CORTAZAR Y LA VIA LACTEA

En las primeras páginas de "La fascinación de las palabras", un extraordinario libro-entrevista con su amigo Omar Prego (una entrevista que duró dos años, de 1982 a 1984, año de su muerte), Julio Cortázar hace una afirmación asombrosa. Omar lo interroga sobre el sentido de la escritura (es la típica pregunta estilo "¿Por qué escribís?") y Cortázar evoca su infancia confesando que de niño (esto, dice, le sucedía hacia los siete años) había vivido una especie de "diferenciación" entre las palabras y los objetos que éstas designan: "Entré en una etapa que habría podido ser peligrosa y desembocado en la locura: quiero decir, que para mí las palabras empezaron a ser más importantes que las cosas mismas". Omar le pregunta si no era una suerte de sustitución de la realidad. Y Cortázar: "La fascinación que me producía una palabra (...) Yo estiraba el dedo y escribía las palabras, las veía armarse en el aire, palabras que eran, muchas de ellas, palabras fetiches, palabras mágicas (...) Y en ese momento en que empecé a jugar con las palabras (...). Cuando descubrí los palíndromos (yo no sabía que existieran pero en un libro encontré el primero, el clásico, ese que dice: "Dábale arroz a la zorra el abad" que es una frase muy larga) cuando la escribí en el papel o en el aire me di cuenta de que decía la misma cosa, me sentí instalado en una situación de relación mágica con el lenguaje". Este niño que corrió el riesgo de la locura y que había entrado en una relación mágica con el lenguaje conoció una diferenciación lógico-lingüística que lo llevó a un mundo meta-empírico, un mundo donde el significante se había separado del significado yéndose por su lado o adquiriendo una vida misteriosa que se desarrollaba en otra dimensión lingüística, como si el pequeño Julio hubiera llegado al conocimiento de una lengua auroral e inefable. Como si pensase en minoico o por jeroglíficos.

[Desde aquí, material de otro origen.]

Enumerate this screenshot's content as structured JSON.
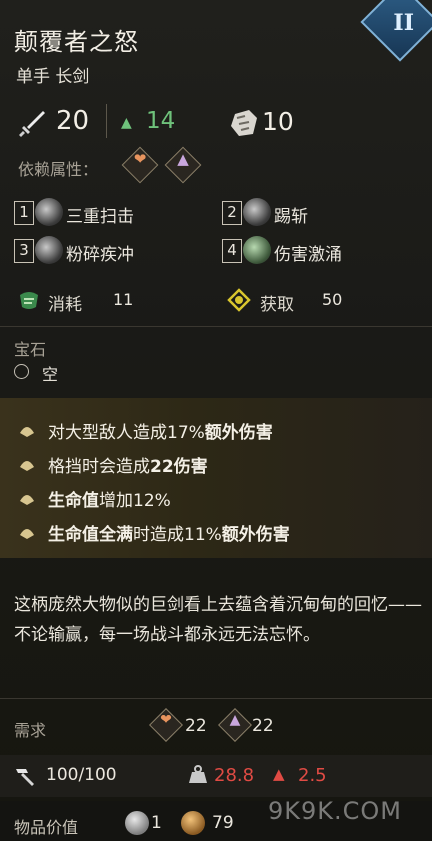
{
  "item": {
    "name": "颠覆者之怒",
    "type": "单手 长剑",
    "tier": "II"
  },
  "stats": {
    "attack": "20",
    "upgrade": "14",
    "stagger": "10"
  },
  "dependency": {
    "label": "依赖属性："
  },
  "skills": [
    {
      "num": "1",
      "name": "三重扫击"
    },
    {
      "num": "2",
      "name": "踢斩"
    },
    {
      "num": "3",
      "name": "粉碎疾冲"
    },
    {
      "num": "4",
      "name": "伤害激涌"
    }
  ],
  "resources": {
    "consume_label": "消耗",
    "consume_value": "11",
    "gain_label": "获取",
    "gain_value": "50"
  },
  "gems": {
    "title": "宝石",
    "slot": "空"
  },
  "affixes": [
    {
      "pre": "对大型敌人造成17%",
      "bold": "额外伤害",
      "post": ""
    },
    {
      "pre": "格挡时会造成",
      "bold": "22伤害",
      "post": ""
    },
    {
      "pre": "",
      "bold": "生命值",
      "post": "增加12%"
    },
    {
      "pre": "",
      "bold": "生命值全满",
      "post": "时造成11%",
      "bold2": "额外伤害"
    }
  ],
  "lore": "这柄庞然大物似的巨剑看上去蕴含着沉甸甸的回忆——不论输赢，每一场战斗都永远无法忘怀。",
  "requirements": {
    "label": "需求",
    "req1": "22",
    "req2": "22"
  },
  "durability": {
    "value": "100/100",
    "weight": "28.8",
    "warning": "2.5"
  },
  "value": {
    "label": "物品价值",
    "silver": "1",
    "gold": "79"
  },
  "watermark": "9K9K.COM",
  "colors": {
    "accent_green": "#6fc27b",
    "warning_red": "#e04b44",
    "tier_blue": "#2e5f88",
    "affix_gold": "#3a321c"
  }
}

De la diferenciación semántica a la distancia ontológica, de un significante autónomo y paralelo a un universo de significados igualmente autónomos y paralelos, el pasaje parece ineluctable. Y Omar Prego lo capta de inmediato: "En tus cuentos siempre se produce un deslizamiento, a veces casi imperceptible, que nos lleva a otra realidad, se dobla una esquina peligrosa y se ingresa a un mundo otro". Y Cortázar responde de manera incomparable, evitando explicar su literatura y limitándose a la evocación de la infancia. "Se daría como una consecuencia fatal de esta toma de posición frente a la realidad que yo advertí en mí desde muy pequeño y que además asumí contrariamente al caso de otros niños. Yo recuerdo a compañeros de mi edad que en un principio eran capaces de participar un poco en esa visión diferente que yo tenía. Cuando éramos muy amigos yo me atrevía a hablarles en confianza, a trasmitirles, un poco, esas reacciones mías ante las cosas y ante el idioma, ante las palabras. Pero muy pronto advertí que a medida que pasaban los meses -el tiempo va rápido en la infancia-, a lo sumo un año, ellos finalmente habían optado quedarse de este lado".
Hay una palabra fuertemente ambigua sobre la cual debemos entendernos para hablar de Cortázar: lo fantástico. Por convención, Cortázar pertenece a la "literatura fantástica", definición que significa todo y nada y que nace sólo de la necesidad de poner orden en algo que orden no tiene, la literatura, clasificándola por géneros, especie y familias como se hace en el reino natural. La clasificación de Linneo es fundamental para la botánica pero en literatura resulta insensata: puede aceptarse su criterio por la comodidad de la comprensión inmediata ("literatura de viajes", "literatura policial", "literatura rosa", "literatura de horror", etcétera) pero a nadie se le ocurriría incluir a "Anna Karenina" en la "literatura rosa", "La línea de sombra" en la "literatura de viajes" o "El pozo y el péndulo" en la "literatura de horror". Por otra parte, si quisiéramos incluir la obra de Cortázar en la llamada "literatura fantástica", la presunta biblioteca de lo "fantástico" resultaría infinita, empezando por la noche de los tiempos con "La epopeya de Gilgamesh", "La odisea", "El asno de oro", hasta Orwell y Kafka.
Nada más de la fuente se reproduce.